The charge of cancer morbidity and mortality is led by metastasis, the cause of over 90% of cancer deaths. The solution may lie in the agents of metastasis, those cells which are shed from the primary tumor and intravasate into the blood stream. If recovered, these circulating tumor cells (CTCs) could provide answers to questions concerning an individual’s cancer as well as the biological principles behind metastasis. Although accessible by a simple blood draw, the challenge in fully utilizing the information presented by CTCs is largely a function of their low frequency on the order of one CTC per 1 billion blood cells. Graphene oxide (GO) is a biocompatible nanomaterial that can be reduced to increase conductivity for use in transparent conducting electrodes, but can also have applications in drug delivery and cell culture. It was recently used in a CTC capture device that featured high specificity and high purity, but this chip is based in silicon, limiting the high magnification and brightfield imaging necessary to conduct useful downstream analysis.
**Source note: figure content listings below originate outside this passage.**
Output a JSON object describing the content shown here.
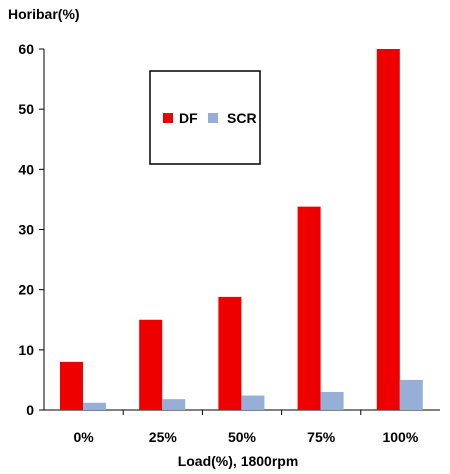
{
  "chart_data": {
    "type": "bar",
    "ylabel": "Horibar(%)",
    "xlabel": "Load(%), 1800rpm",
    "categories": [
      "0%",
      "25%",
      "50%",
      "75%",
      "100%"
    ],
    "series": [
      {
        "name": "DF",
        "color": "#ee0000",
        "values": [
          8,
          15,
          18.8,
          33.8,
          60
        ]
      },
      {
        "name": "SCR",
        "color": "#97aed6",
        "values": [
          1.2,
          1.8,
          2.4,
          3.0,
          5.0
        ]
      }
    ],
    "ylim": [
      0,
      60
    ],
    "yticks": [
      0,
      10,
      20,
      30,
      40,
      50,
      60
    ],
    "grid": false,
    "legend_position": "upper-center"
  }
}
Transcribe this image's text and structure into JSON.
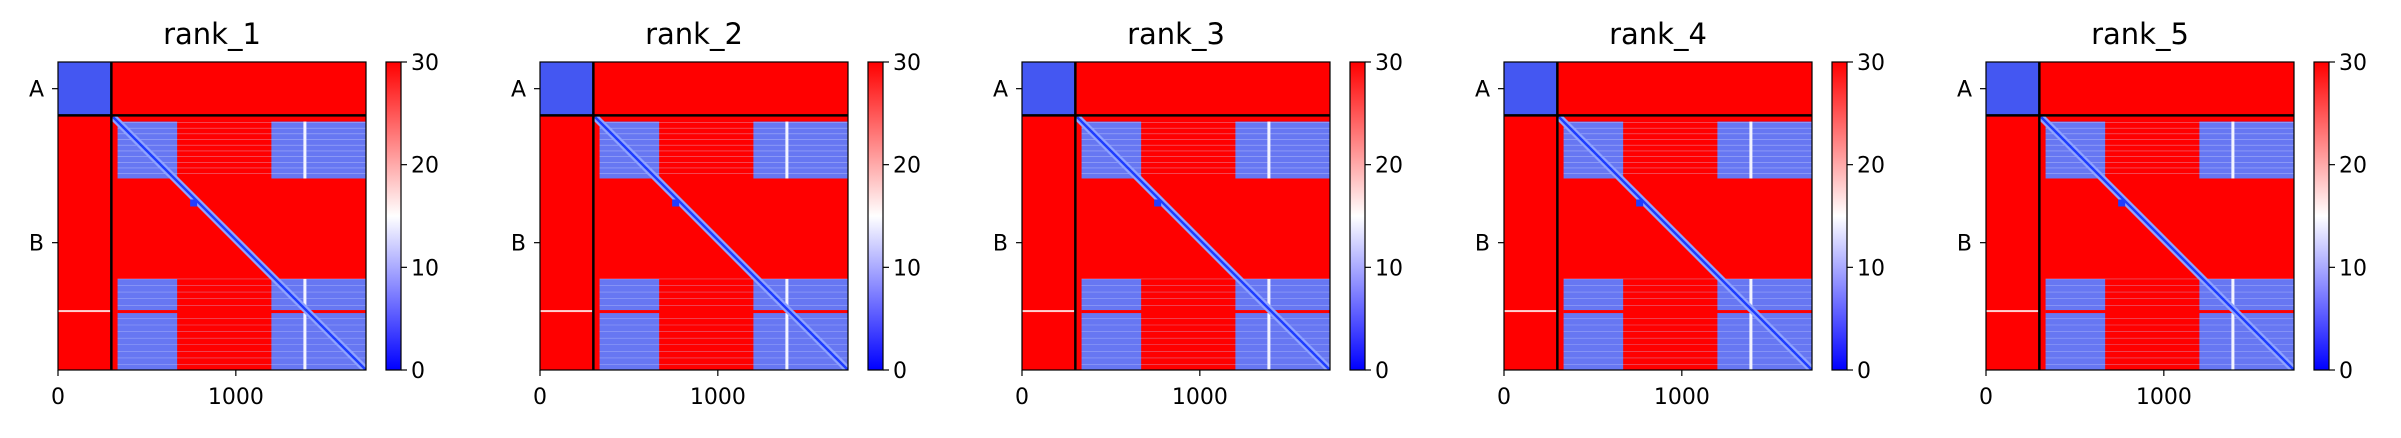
{
  "colorbar": {
    "ticks": [
      "0",
      "10",
      "20",
      "30"
    ],
    "vmin": 0,
    "vmax": 30,
    "colormap": [
      "#0000ff",
      "#ffffff",
      "#ff0000"
    ]
  },
  "chart_data": [
    {
      "type": "heatmap",
      "title": "rank_1",
      "xticks": [
        "0",
        "1000"
      ],
      "yticks": [
        "A",
        "B"
      ],
      "xlim": [
        0,
        1732
      ],
      "chain_boundary": 300,
      "cmap": "bwr",
      "vmin": 0,
      "vmax": 30
    },
    {
      "type": "heatmap",
      "title": "rank_2",
      "xticks": [
        "0",
        "1000"
      ],
      "yticks": [
        "A",
        "B"
      ],
      "xlim": [
        0,
        1732
      ],
      "chain_boundary": 300,
      "cmap": "bwr",
      "vmin": 0,
      "vmax": 30
    },
    {
      "type": "heatmap",
      "title": "rank_3",
      "xticks": [
        "0",
        "1000"
      ],
      "yticks": [
        "A",
        "B"
      ],
      "xlim": [
        0,
        1732
      ],
      "chain_boundary": 300,
      "cmap": "bwr",
      "vmin": 0,
      "vmax": 30
    },
    {
      "type": "heatmap",
      "title": "rank_4",
      "xticks": [
        "0",
        "1000"
      ],
      "yticks": [
        "A",
        "B"
      ],
      "xlim": [
        0,
        1732
      ],
      "chain_boundary": 300,
      "cmap": "bwr",
      "vmin": 0,
      "vmax": 30
    },
    {
      "type": "heatmap",
      "title": "rank_5",
      "xticks": [
        "0",
        "1000"
      ],
      "yticks": [
        "A",
        "B"
      ],
      "xlim": [
        0,
        1732
      ],
      "chain_boundary": 300,
      "cmap": "bwr",
      "vmin": 0,
      "vmax": 30
    }
  ]
}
Layer-by-Layer (LbL) is an assembly method by which layers are sequentially deposited on a surface, and the integrity of the resulting composite is a function of the interactions between the layers. There is precedent for the use of graphene oxide in LbL films, inspiring the decision to use this method as the basis for a transparent graphene oxide circulating tumor cell capture device. Graphene oxide was deposited on to glass slides in alternating layers with polymers previously used in anti-adhesive films to create a transparent surface which was subsequently functionalized to ultimately present the capture antibody against the epithelial cellular adhesion molecule (anti-EpCAM). Device performance was optimized in terms of layer composition and operating flow rate using cell line spike experiments into buffer and blood, the latter to better simulate the processing of cancer patient whole blood samples. The device was ultimately evaluated with genitourinary cancer patient samples to demonstrate clinical utility.